Rumors

Write On Edge: Red-Writing-Hood

This week on Write on Edge’s Red Writing Hood prompt, we were challenged to:

write a fiction or creative non-fiction piece about a time one of your main characters finds himself or herself paying back a debt–financial or otherwise.

This is a bit of a spin-off from the Which Witch storyline.  I liked a temporary character found in Shades too much to just get rid of her, so here she is, resurrected.

This image is by Artoftheoldschool on DeviantArt – you can get to their page by clicking on the cottage.  You’ll notice the cottage isn’t made of gingerbread.  Gingerbreading, also known as stick style, is only captured a little in this particular cottage, but I love the dark feel of it.  It looks like it could be located deep in the dark woods.  If you’re looking for more explanation of gingerbreading/stick style, I suggest google images.  Just ignore the ones made of gingerbread.

“You’ll be repaying me for that meal, surely?”

The siblings’ heads snapped up in surprise, the older girl automatically moving to shelter her brother.  Their faces were smeared with their guilt and gluttony, icing and crumbs and sticky sweet honey.

They quaked in fear, trapped against the gingerbread wall, the old woman blocking their escape.

The sunlight trickling through behind her gleaming through the rough chop of hair that escaped from under her head scarf and cast her face in shadow.

“Please, mistress, have mercy!” the girl quavered, tears welling in her blue eyes.

“Mercy for thieves?”  The woman’s voice was worn and cracked, the harsh caw of her derisive laugh echoing in the stillness.

The forest air was heavy with silence, devoid even of the constant background hum of insects.

“We was hungry,” the boy cried, wet lips sulky.  His ruddy cheeks were plump, the button holes on his shirt stretched tight by his rotund torso.

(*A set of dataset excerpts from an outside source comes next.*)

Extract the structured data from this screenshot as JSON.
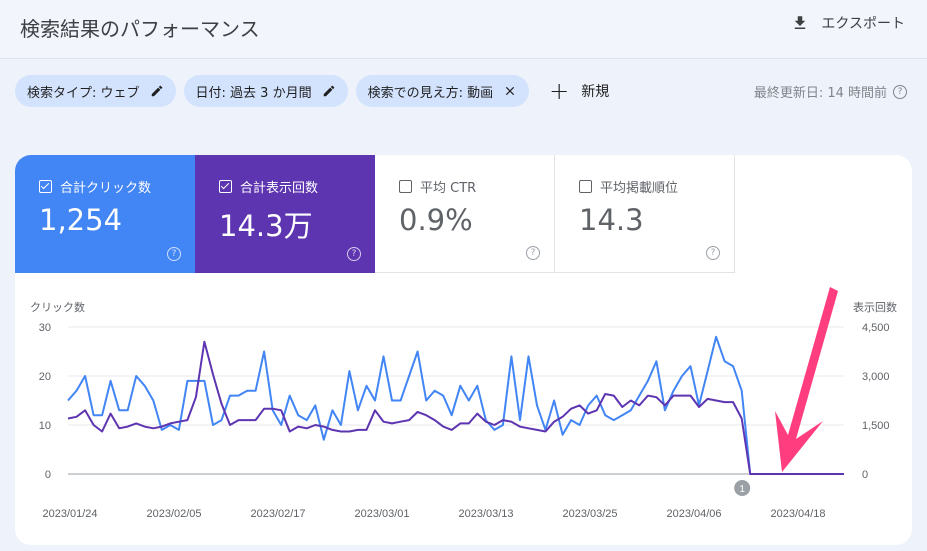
{
  "header": {
    "title": "検索結果のパフォーマンス",
    "export_label": "エクスポート",
    "export_icon": "download-icon"
  },
  "filters": {
    "chips": [
      {
        "label": "検索タイプ: ウェブ",
        "icon": "edit-icon"
      },
      {
        "label": "日付: 過去 3 か月間",
        "icon": "edit-icon"
      },
      {
        "label": "検索での見え方: 動画",
        "icon": "close-icon"
      }
    ],
    "new_label": "新規",
    "updated_text": "最終更新日: 14 時間前"
  },
  "metrics": [
    {
      "label": "合計クリック数",
      "value": "1,254",
      "checked": true,
      "color": "#4285f4"
    },
    {
      "label": "合計表示回数",
      "value": "14.3万",
      "checked": true,
      "color": "#5e35b1"
    },
    {
      "label": "平均 CTR",
      "value": "0.9%",
      "checked": false
    },
    {
      "label": "平均掲載順位",
      "value": "14.3",
      "checked": false
    }
  ],
  "chart_data": {
    "type": "line",
    "left_axis_label": "クリック数",
    "right_axis_label": "表示回数",
    "left_ticks": [
      "30",
      "20",
      "10",
      "0"
    ],
    "right_ticks": [
      "4,500",
      "3,000",
      "1,500",
      "0"
    ],
    "left_ylim": [
      0,
      30
    ],
    "right_ylim": [
      0,
      4500
    ],
    "x_tick_labels": [
      "2023/01/24",
      "2023/02/05",
      "2023/02/17",
      "2023/03/01",
      "2023/03/13",
      "2023/03/25",
      "2023/04/06",
      "2023/04/18"
    ],
    "annotation": "1",
    "series": [
      {
        "name": "クリック数",
        "axis": "left",
        "color": "#4285f4",
        "values": [
          15,
          17,
          20,
          12,
          12,
          19,
          13,
          13,
          20,
          18,
          15,
          9,
          10,
          9,
          19,
          19,
          19,
          10,
          11,
          16,
          16,
          17,
          17,
          25,
          13,
          10,
          16,
          12,
          11,
          14,
          7,
          13,
          10,
          21,
          13,
          18,
          15,
          24,
          15,
          15,
          20,
          25,
          15,
          17,
          16,
          12,
          18,
          15,
          18,
          11,
          9,
          10,
          24,
          11,
          24,
          14,
          9,
          15,
          8,
          11,
          10,
          14,
          16,
          12,
          11,
          12,
          13,
          16,
          19,
          23,
          13,
          17,
          20,
          22,
          14,
          21,
          28,
          23,
          22,
          17,
          0,
          0,
          0,
          0,
          0,
          0,
          0,
          0,
          0,
          0,
          0,
          0
        ]
      },
      {
        "name": "表示回数",
        "axis": "right",
        "color": "#5e35b1",
        "values": [
          1700,
          1750,
          1950,
          1500,
          1300,
          1850,
          1400,
          1450,
          1550,
          1450,
          1400,
          1450,
          1550,
          1600,
          1650,
          2350,
          4050,
          3050,
          2150,
          1500,
          1650,
          1650,
          1650,
          2000,
          2000,
          1950,
          1300,
          1450,
          1400,
          1500,
          1450,
          1350,
          1300,
          1300,
          1350,
          1350,
          1950,
          1600,
          1550,
          1600,
          1650,
          1900,
          1800,
          1650,
          1450,
          1350,
          1550,
          1550,
          1850,
          1600,
          1500,
          1650,
          1600,
          1450,
          1400,
          1350,
          1300,
          1600,
          1750,
          2000,
          2100,
          1850,
          1950,
          2450,
          2400,
          2050,
          2250,
          2100,
          2400,
          2350,
          2100,
          2400,
          2400,
          2400,
          2050,
          2300,
          2250,
          2200,
          2200,
          1700,
          0,
          0,
          0,
          0,
          0,
          0,
          0,
          0,
          0,
          0,
          0,
          0
        ]
      }
    ]
  }
}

“Oh was you?” the old woman crouched down, her short-cut pants riding up to reveal grubby knees.  Out of the sun, her smile-creased face was revealed to the children, though her expression was grim and fearsome.

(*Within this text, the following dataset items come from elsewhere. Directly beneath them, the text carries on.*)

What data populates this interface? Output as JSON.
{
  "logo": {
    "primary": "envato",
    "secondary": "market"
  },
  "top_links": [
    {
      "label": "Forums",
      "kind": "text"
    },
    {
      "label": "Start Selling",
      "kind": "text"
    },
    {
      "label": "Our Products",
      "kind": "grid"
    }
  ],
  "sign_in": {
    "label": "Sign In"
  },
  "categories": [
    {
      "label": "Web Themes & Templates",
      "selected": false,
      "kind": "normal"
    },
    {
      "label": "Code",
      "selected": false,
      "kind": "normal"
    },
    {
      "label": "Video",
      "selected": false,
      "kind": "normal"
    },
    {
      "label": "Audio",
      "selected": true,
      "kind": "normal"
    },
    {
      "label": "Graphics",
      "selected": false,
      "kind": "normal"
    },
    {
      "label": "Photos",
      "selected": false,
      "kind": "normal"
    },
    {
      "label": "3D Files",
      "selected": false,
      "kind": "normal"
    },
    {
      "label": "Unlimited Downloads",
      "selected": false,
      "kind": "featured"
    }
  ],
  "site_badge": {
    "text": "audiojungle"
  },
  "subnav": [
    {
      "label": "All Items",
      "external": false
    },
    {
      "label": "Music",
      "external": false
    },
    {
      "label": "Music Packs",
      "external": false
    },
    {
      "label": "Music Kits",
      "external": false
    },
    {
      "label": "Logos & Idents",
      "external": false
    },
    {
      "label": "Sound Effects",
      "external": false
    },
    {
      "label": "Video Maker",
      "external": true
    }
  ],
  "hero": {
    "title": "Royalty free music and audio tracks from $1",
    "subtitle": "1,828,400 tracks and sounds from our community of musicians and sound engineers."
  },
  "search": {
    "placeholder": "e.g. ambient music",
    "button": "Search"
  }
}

The children shrank back, the girls tears running faster, splotches of red marring her pale cheeks.

“We don’t have any money, Mistress.  Please!”

The woman’s weathered hands closed tightly on each child’s wrist and she hauled them to their feet with ease.

She cackled as she dragged them up the worn steps to the door.

“What use have I for money?”

The door slammed behind them with ominous finality, made more ominous by the old woman’s confidence in releasing her grip.

The boy rattled the knob, but to no avail.

“You’ll just make her angry!” his sister hissed, tugging his wrist.  They moved through the shadowy house, and found their captor humming as she stirred the contents of a steaming cauldron.

Without turning, the woman gestured with her spoon towards the corner of the room.  “Broom, mop and bucket, boy.  I want floors so clean I could eat off them.”

“Gregor.”  He tried to sound fierce.

The woman turned and raised one eyebrow.

“M-my name is G-gregor.  And sweeping is servants’ work.”

“Well, Gregor, I am the Witch Gretal Baer.  Broom.  Mop.  Bucket.”  She smiled wickedly at the way his face drained of colour.  He swept feverishly, as though speed of movement could save him.

The witch turned to the little girl.  “And you?”

The girl managed a wobbly curtsey.  “Hansine, Mistress Baer.”

“You will start by scrubbing the dishes and cleaning the counters.”  The witch turned back to the cauldron but was called away by a nervous throat clearing.

“Are you going to eat us?”  She quailed at the expression on the witches face.  “Only, the townspeople say you eat children.”

The swish of the broom stopped.

The witch Greta Baer smiled her most ferocious.  “If I am known for cooking up children, then why on earth would you eat a pie on my sill?”

Green-faced, the children rushed to their chores with vigor.